Interview de Karen Serfaty, vice-Présidente de Tianji (天际), filiale Viadeo. Avec sa filiale Tianji, Viadeo, groupe français de l’internet réalise l’exploit de contrôler en Chine le 1er réseau social professionnel (PSN) par la taille, alignant 14 millions de membres (et 500.000 de plus par mois). Avec 180 actifs presque tous chinois, Tianji fonctionne à Pékin dans des locaux n’ayant rien à envier à ceux de Google à Paris.
Pourquoi avez-vous choisi de vous implanter à Pékin ? À de rares exceptions près, l’internet chinois est ici, Sina, Taobao, Baidu ! Seuls échappent des gens comme Alibaba- à Hangzhou, ou Tencent – à Shenzhen. Il ne vous aura sans doute pas échappé, l’internet en ce pays est très lié au pouvoir : autre raison pour que Pékin soit incontournable. Enfin vous avez ici de grandes universités telles Tsinghua ou Beida, pépinières de Zhongguancun, la Silicon Valley de la capitale.
Linkedin votre rival reste hors de Chine: mais vous, vous avez choisi d’y entrer en 2006, puis de vous étendre en 2007 en rachetant Tianji, une plateforme préexistante. Or, ce n’est pas le modèle que vous avez suivi en France, où vous avez bâti le réseau : pourquoi cette stratégie différente ? Cette stratégie d’acquisition est celle que nous appliquons à l’international (Russie, Amérique Latine, Inde). Elle permet d’ad-hérer plus vite et plus fort aux spécificités locales. Une simple traduction de notre plateforme Viadeo n’était pas suffisante : notre objectif a été de proposer une offre sur mesure, permettant à chacun de poster en ligne sa base initiale de contacts (关系, guanxi), puis de lui permettre de l’alimenter.
Entre Tianji et Viadeo, quelles différences ? Répondant à une certaine passion des jeunes Chinois, nous proposons des jeux, dont le but réel sans en avoir l’air, est de les mettre en contact. Par contre, nous n’avons pas souhaité inclure une option tchat entre ces membres : d’autres, tels QQ, le font déjà très bien.
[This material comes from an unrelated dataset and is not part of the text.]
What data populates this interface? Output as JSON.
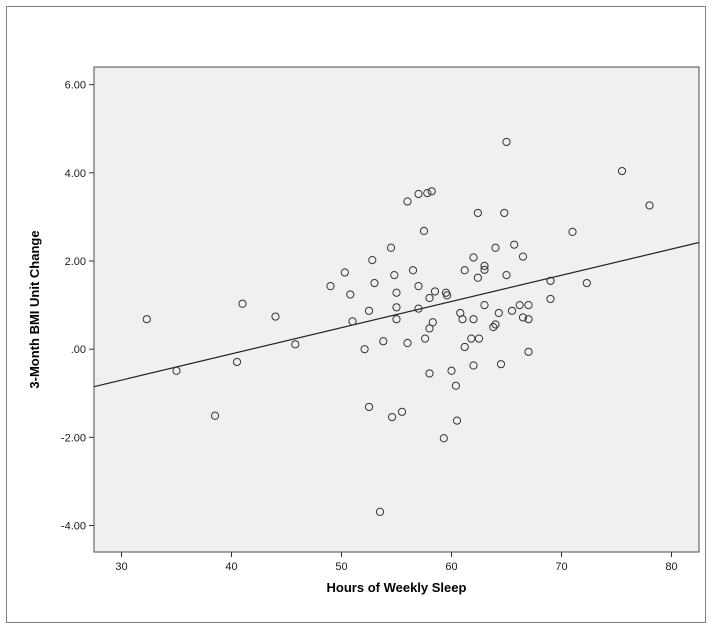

D’autre part, pour commencer, nous avons renoncé aux comptes payants (« premiums »)– la Chine n’est pas mûre.
Pour les firmes, quel est votre « plus » à poster leurs offres sur Tianji plutôt qu’ailleurs, sur Zhaopin.com ou 58job.com ?
Le ou la client(e) – type de Tianji, provient de la grande ville (Pékin, Shanghai, ou Canton), il (ou elle) est diplômé(e), avec 3 ans d’expérience professionnelle ou plus, parfois en expatriation – donc le cadre haut de gamme, ce qu’on ne retrouvera pas forcément ailleurs. D’autre part, nous amenons les membres à valoriser leur image sur le net. Tianji est donc la plateforme idéale pour les services RH et chasseurs de têtes.
Que faites-vous pour séparer les affabulateurs des diplômés authentiques ? Vu les sérieux scandales de faux diplômes qui émaillent régulièrement l’actualité du pays, chez Tianji, nous avons dû réfléchir au problème. Nous mettons sur pied un système de validation : si 5 membres confirment telle expérience ou diplôme que vous prétendez avoir, il (elle) sera validé(e).
Tianji vient de racheter Zaizher (再这儿), expert en géolocalisation sur téléphonie mobile : que visez-vous ? L’avenir est dans ce type d’applications, comme le confirme la célèbre WeChat, de Tencent – 300 millions d’utilisateurs en deux ans à peine, qui s’échangent sans frais, textes, photos, sons… Nous préparons une applet qui vous mettra en contact avec les gens de vos alentours, connectés à Tianji ou d’autres réseaux sociaux : en les détectant d’abord, puis en leur proposant l’échange des cartes de visite virtuelles Tianji—ou bien par un petit message vocal.
Enfin, quel futur prédisez-vous à Tianji en Chine ? Pour l’instant, nous sommes n°1, et notre principal concurrent potentiel Linkedin ne semble pas pressé de rejoindre la course. Mais ce n’est pas une raison pour baisser la garde. Tout bouge si vite ! En tout cas, nous n’avons nul doute sur notre potentiel de progression.